Macumba de Oxóssi (Zé Espinguela e Donga)
Cantam: Zé Espinguela e Grupo do Pai Alufá

Cantiga de Festa (Zé Espinguela e Donga)
Cantam: Zé Espinguela e Grupo do Pai Alufá

Espinguela morreu cedo, em 1944, com aproximadamente 60 anos. Como grande poeta, sentindo que seu caminho estava chegando ao fim, Zé Espinguela profetizou a própria morte, e eternizou em versos seu amor pela Mangueira, escola que ajudou a fundar.

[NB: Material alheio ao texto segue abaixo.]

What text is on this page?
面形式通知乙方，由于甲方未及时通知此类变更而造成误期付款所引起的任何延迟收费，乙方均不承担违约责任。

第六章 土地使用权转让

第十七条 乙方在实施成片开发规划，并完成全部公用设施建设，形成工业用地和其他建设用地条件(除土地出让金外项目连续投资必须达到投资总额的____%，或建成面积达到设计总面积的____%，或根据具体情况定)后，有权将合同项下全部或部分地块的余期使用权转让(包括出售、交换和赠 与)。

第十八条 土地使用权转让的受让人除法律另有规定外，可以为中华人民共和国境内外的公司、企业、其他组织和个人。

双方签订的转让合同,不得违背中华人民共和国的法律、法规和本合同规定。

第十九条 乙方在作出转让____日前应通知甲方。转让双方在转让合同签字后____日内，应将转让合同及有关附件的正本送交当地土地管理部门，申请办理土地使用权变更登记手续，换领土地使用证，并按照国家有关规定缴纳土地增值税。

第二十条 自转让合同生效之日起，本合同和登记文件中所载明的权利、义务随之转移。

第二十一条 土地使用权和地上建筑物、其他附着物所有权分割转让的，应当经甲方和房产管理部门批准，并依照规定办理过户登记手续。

Dona Neuma, figura lendária da Mangueira, conta que ao pressentir a própria morte, Espinguela quis se despedir das coisas que tanto gostava na vida. Reuniu os filhos-de-santo, todos a caráter, foram para a ponte da Mangueira e se “armaram”. Segundo Dona Neuma, era tarde da noite e só se podia ouvir um surdo lento e os versos de um novo samba:

.

Adeus Mangueira (Zé Espinguela)

.

Bem que eu quero esperar
Mas existe um porém

Trago a minha memória cansada.

Esta triste melodia

Serve de último adeus

Adeus, escola de samba Adeus,
Mangueira, adeus!

Adeus,escola de samba adeus!

Eu vou partir chorando
Relembrando os versos meus

Que mais cedo ou mais tarde

É triste, é doloroso recordar

Mas a orgia vai se acabar.

Mangueira, adeus…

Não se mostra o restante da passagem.